Frances is a sheltered woman who lived with her mother. Though she is not an academic, her interests lead her to research architecture and write a paper on the subject. After the paper is published and her mother dies, Frances is hired to survey the garden architecture of an English mansion called Lyntons. When she arrives at the mansion, she discovers two other people living there. Peter has been hired to inventory the estate and is accompanied by his girlfriend, Cara.

Cara and Peter have a volatile relationship, arguing frequently and loudly. During one of these fights, Frances discovers a peephole in the floor of her bathroom that looks down into bathroom of Cara and Peter’s living quarters. Through this hole, Frances sees intimate moments of their relationship.

Frances and Cara become friends and soon, they spend all their free time together. Frances and Peter begin shirking their duty of surveying the Lyntons estate in favor of picnics and swimming with Cara. But as their friendship deepens, Cara’s mental health seems to decline. Cara reveals that she had to give up a son for adoption. Frances assumes this is the source of the couple’s conflict and is filled with sympathy for the young woman.

The trio discover a locked room labeled “Museum” that Peter insists they open. As he bashes down the door with a sledgehammer, Cara tells Frances that her son had been the product of immaculate conception. For the first time, Frances begins to doubt Cara’s sanity.

The situation in the Lyntons mansion quickly escalates, with truths about Cara and Peter revealed to a stunned Frances. She has simply never been around people other than her mother. She becomes convinced that Peter is in love with her and that Cara’s erratic behavior stems from jealousy.

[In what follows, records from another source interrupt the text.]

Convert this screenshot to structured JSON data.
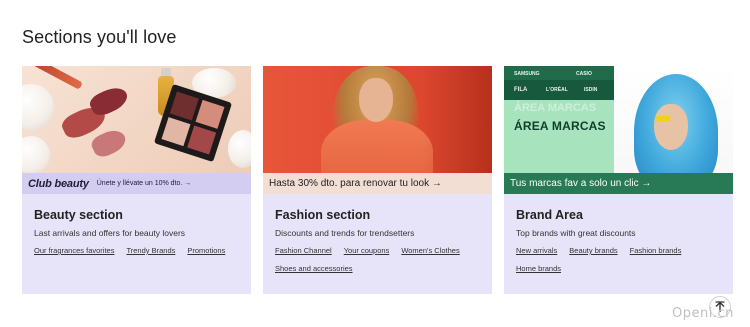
{
  "page": {
    "section_title": "Sections you'll love"
  },
  "cards": [
    {
      "banner_brand": "Club beauty",
      "banner_text": "Únete y llévate un 10% dto. →",
      "title": "Beauty section",
      "description": "Last arrivals and offers for beauty lovers",
      "links": [
        "Our fragrances favorites",
        "Trendy Brands",
        "Promotions"
      ]
    },
    {
      "banner_text": "Hasta 30% dto. para renovar tu look →",
      "title": "Fashion section",
      "description": "Discounts and trends for trendsetters",
      "links": [
        "Fashion Channel",
        "Your coupons",
        "Women's Clothes",
        "Shoes and accessories"
      ]
    },
    {
      "banner_heading": "ÁREA MARCAS",
      "banner_brands": [
        "SAMSUNG",
        "CASIO",
        "FILA",
        "L'ORÉAL",
        "ISDIN"
      ],
      "banner_text": "Tus marcas fav a solo un clic →",
      "title": "Brand Area",
      "description": "Top brands with great discounts",
      "links": [
        "New arrivals",
        "Beauty brands",
        "Fashion brands",
        "Home brands"
      ]
    }
  ],
  "scroll_top": {
    "icon": "arrow-up-icon"
  },
  "watermark": "Openi.cn",
  "colors": {
    "card_bg": "#e7e4f9",
    "beauty_strip": "#d3cdf2",
    "fashion_strip": "#f3ded4",
    "brand_strip": "#277a55"
  }
}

After Peter rejects Frances’s advances, the situation in the house deteriorates further.

Ultimately, we discover that there is far more to the story than Frances has revealed. Of course, I don’t want to ruin the ending for you, but I’m sure you can already figure out that nothing in Bitter Orange is exactly what it seems to be.

Bitter Orange would be perfect for analyzing in a literature class. There are a plethora of elements to explore: the theme of motherhood, the recurring symbols of cows, water, ruined houses, and the bitter oranges that grow on the Lyntons estate. Without going into detail (because that would take far more space than I have), I will say that this is a novel that’s full of symbols and symbolic moments. Nothing happens without having meaning.

Fuller’s writing style works well to build a feeling of uneasiness. The story is told in first-person, from Frances’s point of view, which means readers have to rely totally on Frances’s observations and thoughts. My biggest issue with this book comes from this aspect. Personally, I think if a novel is written from one person’s perspective, the reader ought to be able to trust the narrator. Frances’s fragile mental state makes her naïve at best and unreliable at worst.

There are plenty of well-written, fast-paced murder mysteries on the shelves at Joplin Public Library. But if you’re looking for a slow-burning novel that’s about mental health, motherhood, and human nature, then Claire Fuller’s Bitter Orange should be your next read.